1. A self-thermostatting electrochemical plate gas sensor, comprising: the device comprises an electrochemical sheet type gas sensor and a ceramic heating sheet for providing and maintaining the electrochemical sheet type gas sensor at a required working temperature; the preparation method of the self-constant temperature electrochemical sheet type gas sensor comprises the following steps:

preparation of NASICON, Na, by high temperature solid phase method_1+xZr₂Si_xP_3-XO₁₂Preparing a NASICON blank from a powder material, wherein x is 2, preparing the NASICON blank under 160MPa of pressure by using cold isostatic pressing, and then sintering the NASICON blank at a high temperature in a muffle furnace to obtain an NASICON substrate; taking a NASICON solid electrolyte substrate, polishing to the thickness of 1.4mm, screen-printing platinum paste on one surface of the NASICON substrate to form three platinum electrodes which are not communicated with each other and respectively used as a counter electrode, a working electrode and a reference electrode, drying for 0.5h at 80 ℃, fixing a platinum wire on the platinum electrode by using the platinum paste, drying for 0.5h at 80 ℃, placing the device in a muffle furnace for calcining for 2h at 750 ℃, and coating a layer of inorganic binder on the surface of the reference electrode to completely isolate the reference electrode from air; then adding TiO₂Terpineol and evenly mixing the terpineol by using a pendulum vibration ball mill to obtain TiO₂Slurry; according to the mass ratio of 1: 5 weighing NaNO₂Terpineol and evenly mixing the terpineol by using a pendulum vibration ball mill to obtain NaNO₂An electrode material; screen printing a layer of TiO on the working electrode₂Drying the slurry and placing the dried slurry inCalcining in a muffle furnace at 500 ℃ for 2h to form TiO₂Catalytic oxidation layer, screen printing a layer of NaNO on the counter electrode₂Drying the electrode material to form NaNO₂A layer of electrode material; bonding the PTC ceramic heating plate on the other surface of the obtained sensor substrate by using a high-temperature-resistant bonding agent, standing for 24 hours, and connecting the ceramic heating plate with a battery through a lead when the high-temperature-resistant bonding agent reaches the highest strength;

or preparing a GDC intermediate solid product by a coprecipitation method, and calcining at high temperature to obtain a GDC powder material; adding 50g of powder material into 15mL of mixed solution of absolute ethyl alcohol and triethanolamine with the volume ratio of 99.7%, ball-milling for 24h, preparing a GDC green material by using a tape casting method, and carrying out high-temperature treatment at 1450 ℃ for 10h to carry out ceramic treatment to obtain a GDC substrate; taking a GDC solid electrolyte substrate, forming two platinum electrodes which are not communicated with each other on one side of the substrate by screen printing of platinum paste, drying at 80 ℃ for 0.5h, fixing a platinum wire on the platinum electrode by utilizing the platinum paste, drying at 80 ℃ for 0.5h again, and then placing the device in a muffle furnace to calcine at 1400 ℃ for 2h to obtain a sheet type sample printed with the Pt electrode; preparation of mesoporous WO by template method₃5g of WO was taken₃Mixing the powder with 1mL of terpineol and ball-milling for 12h to obtain WO₃Sensitive electrode paste; using screen printing process to print WO₃Printing sensitive electrode slurry on one electrode to completely cover the Pt electrode, drying to obtain a working electrode, and using the other electrode as a reference electrode; and bonding the MCH ceramic heating plate on the other side surface of the obtained sensor substrate by using a high-temperature-resistant bonding agent, standing, and connecting the MCH ceramic heating plate with a battery through a wire when the high-temperature-resistant bonding agent reaches the highest strength.

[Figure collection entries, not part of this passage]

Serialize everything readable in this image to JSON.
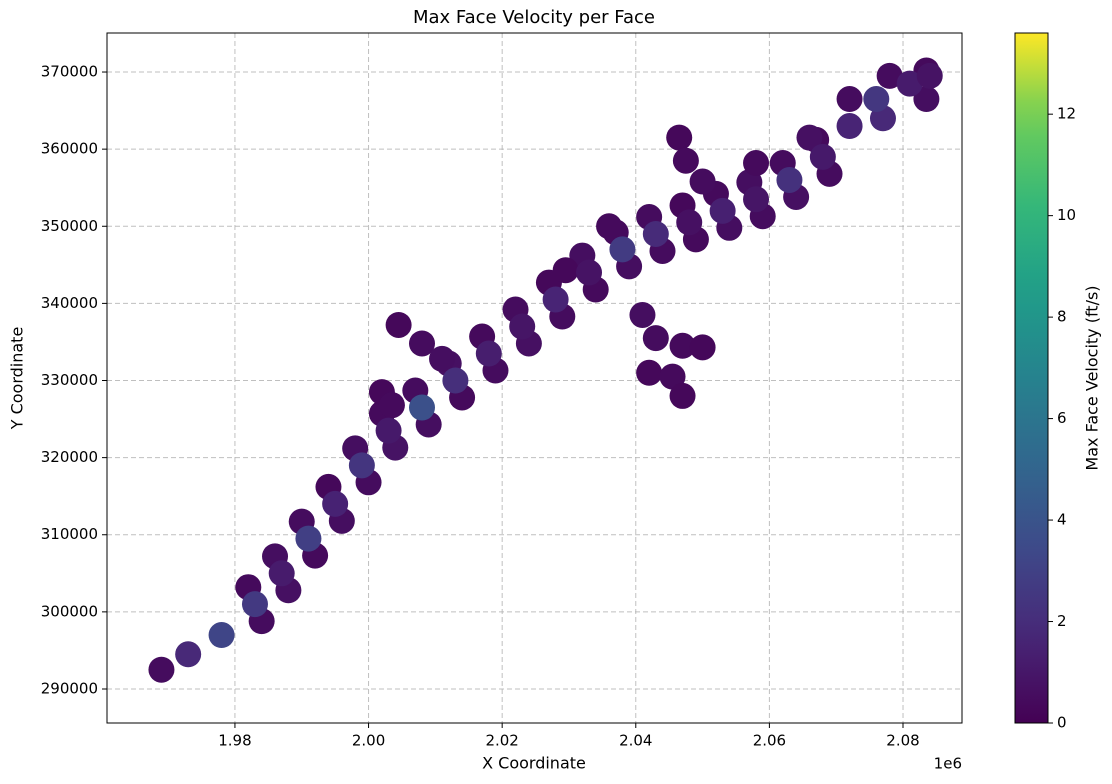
{
  "chart_data": {
    "type": "scatter",
    "title": "Max Face Velocity per Face",
    "x_label": "X Coordinate",
    "y_label": "Y Coordinate",
    "x_offset_label": "1e6",
    "colorbar_label": "Max Face Velocity (ft/s)",
    "colormap": "viridis",
    "grid": true,
    "xlim": [
      1960850,
      2088830
    ],
    "ylim": [
      285590,
      375060
    ],
    "clim": [
      0,
      13.6
    ],
    "xticks": [
      {
        "value": 1980000,
        "label": "1.98"
      },
      {
        "value": 2000000,
        "label": "2.00"
      },
      {
        "value": 2020000,
        "label": "2.02"
      },
      {
        "value": 2040000,
        "label": "2.04"
      },
      {
        "value": 2060000,
        "label": "2.06"
      },
      {
        "value": 2080000,
        "label": "2.08"
      }
    ],
    "yticks": [
      290000,
      300000,
      310000,
      320000,
      330000,
      340000,
      350000,
      360000,
      370000
    ],
    "cticks": [
      0,
      2,
      4,
      6,
      8,
      10,
      12
    ],
    "x": [
      1982000,
      1986000,
      1990000,
      1994000,
      1998000,
      2002000,
      2007000,
      2012000,
      2017000,
      2022000,
      2027000,
      2032000,
      2037000,
      2042000,
      2047000,
      2052000,
      2057000,
      2062000,
      2067000,
      1984000,
      1988000,
      1992000,
      1996000,
      2000000,
      2004000,
      2009000,
      2014000,
      2019000,
      2024000,
      2029000,
      2034000,
      2039000,
      2044000,
      2049000,
      2054000,
      2059000,
      2064000,
      2069000,
      2002000,
      2003500,
      2004500,
      2008000,
      2011000,
      2046500,
      2047500,
      2050000,
      2041000,
      2043000,
      2047000,
      2050000,
      2042000,
      2045500,
      2047000,
      2036000,
      2029500,
      2058000,
      2078000,
      2083500,
      2083500,
      2077000,
      2072000,
      2066000,
      1969000,
      1973000,
      1978000,
      1983000,
      1987000,
      1991000,
      1995000,
      1999000,
      2003000,
      2008000,
      2013000,
      2018000,
      2023000,
      2028000,
      2033000,
      2038000,
      2043000,
      2048000,
      2053000,
      2058000,
      2063000,
      2068000,
      2072000,
      2076000,
      2081000,
      2084000
    ],
    "y": [
      303200,
      307200,
      311700,
      316200,
      321200,
      325700,
      328700,
      332200,
      335700,
      339200,
      342700,
      346200,
      349200,
      351200,
      352700,
      354200,
      355700,
      358200,
      361200,
      298800,
      302800,
      307300,
      311800,
      316800,
      321300,
      324300,
      327800,
      331300,
      334800,
      338300,
      341800,
      344800,
      346800,
      348300,
      349800,
      351300,
      353800,
      356800,
      328500,
      326800,
      337200,
      334800,
      332800,
      361500,
      358500,
      355800,
      338500,
      335500,
      334500,
      334300,
      331000,
      330500,
      328000,
      350000,
      344300,
      358200,
      369500,
      370200,
      366500,
      364000,
      366500,
      361500,
      292500,
      294500,
      297000,
      301000,
      305000,
      309500,
      314000,
      319000,
      323500,
      326500,
      330000,
      333500,
      337000,
      340500,
      344000,
      347000,
      349000,
      350500,
      352000,
      353500,
      356000,
      359000,
      363000,
      366500,
      368500,
      369500
    ],
    "values": [
      0.4,
      0.6,
      0.5,
      0.3,
      0.6,
      0.4,
      0.5,
      0.7,
      0.4,
      0.5,
      0.3,
      0.6,
      0.4,
      0.5,
      0.3,
      0.4,
      0.6,
      0.5,
      0.4,
      0.5,
      0.7,
      0.4,
      0.6,
      0.5,
      0.8,
      0.6,
      0.4,
      0.5,
      0.7,
      0.5,
      0.4,
      0.6,
      0.5,
      0.4,
      0.6,
      0.5,
      0.7,
      0.5,
      0.3,
      0.4,
      0.3,
      0.5,
      0.6,
      0.3,
      0.4,
      0.5,
      0.6,
      0.5,
      0.4,
      0.3,
      0.3,
      0.4,
      0.3,
      0.4,
      0.3,
      0.4,
      0.5,
      0.4,
      0.6,
      1.8,
      0.5,
      0.7,
      0.5,
      1.8,
      3.2,
      2.6,
      1.2,
      2.9,
      1.5,
      2.4,
      1.1,
      3.8,
      2.1,
      1.3,
      0.9,
      1.6,
      0.8,
      2.7,
      1.9,
      0.7,
      1.4,
      0.9,
      2.2,
      1.1,
      1.6,
      2.5,
      1.2,
      0.8
    ]
  }
}
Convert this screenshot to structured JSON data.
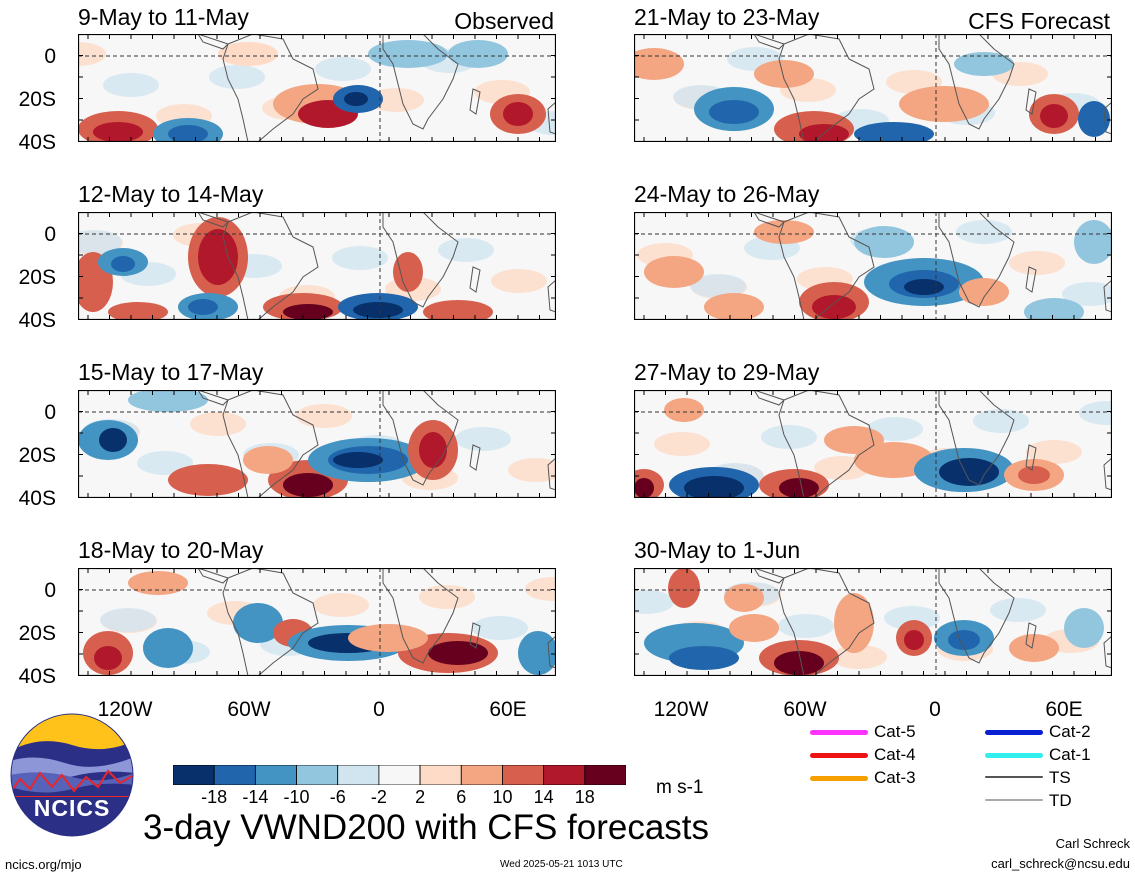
{
  "panels": [
    {
      "id": "p1",
      "title": "9-May to 11-May",
      "label": "Observed",
      "col": 0,
      "row": 0
    },
    {
      "id": "p2",
      "title": "12-May to 14-May",
      "label": "",
      "col": 0,
      "row": 1
    },
    {
      "id": "p3",
      "title": "15-May to 17-May",
      "label": "",
      "col": 0,
      "row": 2
    },
    {
      "id": "p4",
      "title": "18-May to 20-May",
      "label": "",
      "col": 0,
      "row": 3
    },
    {
      "id": "p5",
      "title": "21-May to 23-May",
      "label": "CFS Forecast",
      "col": 1,
      "row": 0
    },
    {
      "id": "p6",
      "title": "24-May to 26-May",
      "label": "",
      "col": 1,
      "row": 1
    },
    {
      "id": "p7",
      "title": "27-May to 29-May",
      "label": "",
      "col": 1,
      "row": 2
    },
    {
      "id": "p8",
      "title": "30-May to 1-Jun",
      "label": "",
      "col": 1,
      "row": 3
    }
  ],
  "y_ticks": [
    "0",
    "20S",
    "40S"
  ],
  "x_ticks": [
    "120W",
    "60W",
    "0",
    "60E"
  ],
  "colorbar": {
    "colors": [
      "#08306b",
      "#2166ac",
      "#4393c3",
      "#92c5de",
      "#d1e5f0",
      "#f7f7f7",
      "#fddbc7",
      "#f4a582",
      "#d6604d",
      "#b2182b",
      "#67001f"
    ],
    "labels": [
      "-18",
      "-14",
      "-10",
      "-6",
      "-2",
      "2",
      "6",
      "10",
      "14",
      "18"
    ],
    "unit": "m s-1"
  },
  "legend": [
    {
      "label": "Cat-5",
      "color": "#ff33ff"
    },
    {
      "label": "Cat-4",
      "color": "#ee1111"
    },
    {
      "label": "Cat-3",
      "color": "#f5a000"
    },
    {
      "label": "Cat-2",
      "color": "#0a1ed2"
    },
    {
      "label": "Cat-1",
      "color": "#33eeee"
    },
    {
      "label": "TS",
      "color": "#555555"
    },
    {
      "label": "TD",
      "color": "#aaaaaa"
    }
  ],
  "logo": {
    "text": "NCICS"
  },
  "main_title": "3-day VWND200 with CFS forecasts",
  "author": "Carl Schreck",
  "email": "carl_schreck@ncsu.edu",
  "website": "ncics.org/mjo",
  "timestamp": "Wed 2025-05-21 1013 UTC"
}
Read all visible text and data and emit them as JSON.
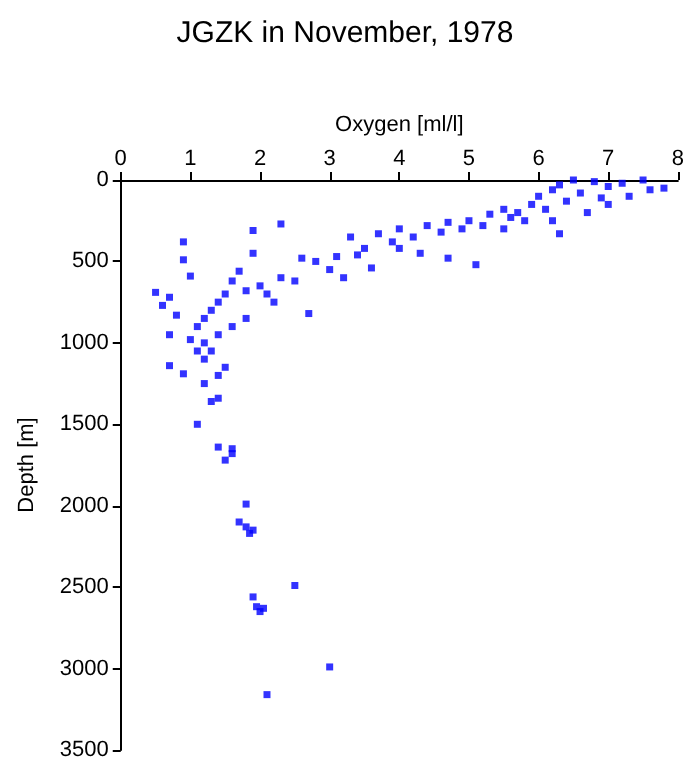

2. The self-isothermal electrochemical plate gas sensor according to claim 1, wherein said high temperature resistant adhesive is a high temperature resistant thermally conductive glue having a thermal conductivity greater than 1.5W/(m-k).

3. The self-thermostatted electrochemical plate gas sensor of claim 1, wherein the ceramic heater plate is the same size as the solid electrolyte type gas sensor substrate.